In 2017, when Mr. Morneau tried to enact small-business tax changes aimed at removing loopholes that inadvertently discouraged productivity-enhancing investment and growth, he bungled the message badly, leaving the impression that he was calling out small entrepreneurs as tax avoiders. The uproar was so loud that the government backpedalled hard, watering down its plan and cutting the small-business tax rate.

And when the government abandoned its promise to run small, temporary deficits and return to a balanced budget within its first mandate, instead trying to sell the Canadian public on the virtues of a looser fiscal anchor of slowly whittling away at the debt-to-GDP ratio, Mr. Morneau enthusiastically led the sales pitch.

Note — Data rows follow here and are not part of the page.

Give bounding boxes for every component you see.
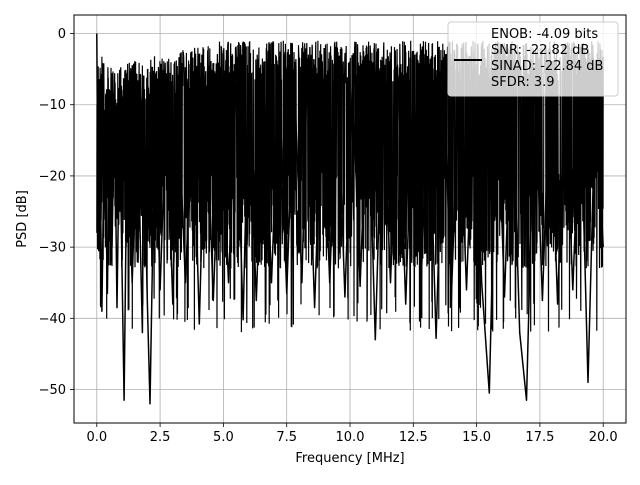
x-tick-label: 17.5 — [525, 430, 554, 445]
legend-box — [447, 21, 619, 97]
y-tick-label: −40 — [39, 312, 66, 327]
x-tick-label: 15.0 — [462, 430, 491, 445]
legend-entry-snr: SNR: -22.82 dB — [491, 43, 589, 58]
x-tick-label: 2.5 — [150, 430, 171, 445]
psd-series-line — [96, 33, 604, 405]
x-tick-label: 12.5 — [399, 430, 428, 445]
x-axis-ticks: 0.0 2.5 5.0 7.5 10.0 12.5 15.0 17.5 20.0 — [86, 423, 618, 445]
y-axis-ticks: 0 −10 −20 −30 −40 −50 — [39, 27, 74, 398]
y-axis-label: PSD [dB] — [15, 190, 30, 248]
y-tick-label: −10 — [39, 98, 66, 113]
legend-entry-sfdr: SFDR: 3.9 — [491, 75, 555, 90]
legend-entry-sinad: SINAD: -22.84 dB — [491, 59, 603, 74]
x-tick-label: 5.0 — [213, 430, 234, 445]
y-tick-label: −50 — [39, 383, 66, 398]
x-axis-label: Frequency [MHz] — [295, 451, 404, 466]
legend: ENOB: -4.09 bits SNR: -22.82 dB SINAD: -… — [447, 21, 619, 97]
y-tick-label: 0 — [58, 27, 66, 42]
x-tick-label: 10.0 — [336, 430, 365, 445]
y-tick-label: −30 — [39, 241, 66, 256]
y-tick-label: −20 — [39, 169, 66, 184]
x-tick-label: 7.5 — [276, 430, 297, 445]
x-tick-label: 0.0 — [86, 430, 107, 445]
legend-entry-enob: ENOB: -4.09 bits — [491, 27, 598, 42]
x-tick-label: 20.0 — [589, 430, 618, 445]
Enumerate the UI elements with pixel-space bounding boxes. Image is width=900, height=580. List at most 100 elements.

Not that Mr. Morneau denied responsibility for any of this in his speech, but he certainly didn’t embrace it. He portrayed himself as a team player in a government that opted to pull in a different direction – a guy whose good policy intentions were blocked by a Prime Minister and cabinet that had other priorities, including plain old-fashioned political expediency.

That may be. Anyone with a decent sense of how things have been run in Ottawa over the past seven years wouldn’t be shocked to hear that a finance minister was no match for the Prime Minister’s Office in any battle of wills over the focus of economic and fiscal policy.

Or, maybe, Mr. Morneau is wrestling with responsibility for things that seemed within his grasp when he first took the job but that, ultimately, he fumbled. At times, his speech seemed to verge on a mea culpa, but it never quite got there.

If so, it certainly wasn’t the worst offence a finance minister every committed. The governments that preceded this one didn’t do any better at expanding the economy’s long-term growth potential, at generating meaningful and sustained productivity investments, at addressing the country’s competitive weaknesses. We’ve been taking the easy way out long before Bill Morneau came along. He’s just the guy who oversaw this file for a government that promised it would do more – and then didn’t.

Whether he was a lone voice overwhelmed by the powers within his own party, or complicit in an economic strategy that habitually found excuses to keep the country’s most fundamental economic problems on the backburner, it doesn’t much matter. He didn’t get the job done – a job that he himself is now publicly urging the government to get off the political hamster wheel and get serious about.

And today’s Liberal government – minus Mr. Morneau – is again talking about those long-term economic priorities. In the spring budget, Deputy Prime Minister/Finance Minister Chrystia Freeland declared tackling the productivity growth problem as a major priority, calling it “the Achilles’ heel of the Canadian economy.”

We don’t know if Ms. Freeland has any more power, ability or will to make it happen than Mr. Morneau did. But we do know that we’re seven years further down the road than we were when Mr. Morneau set out to tackle those problems, with little to show for it.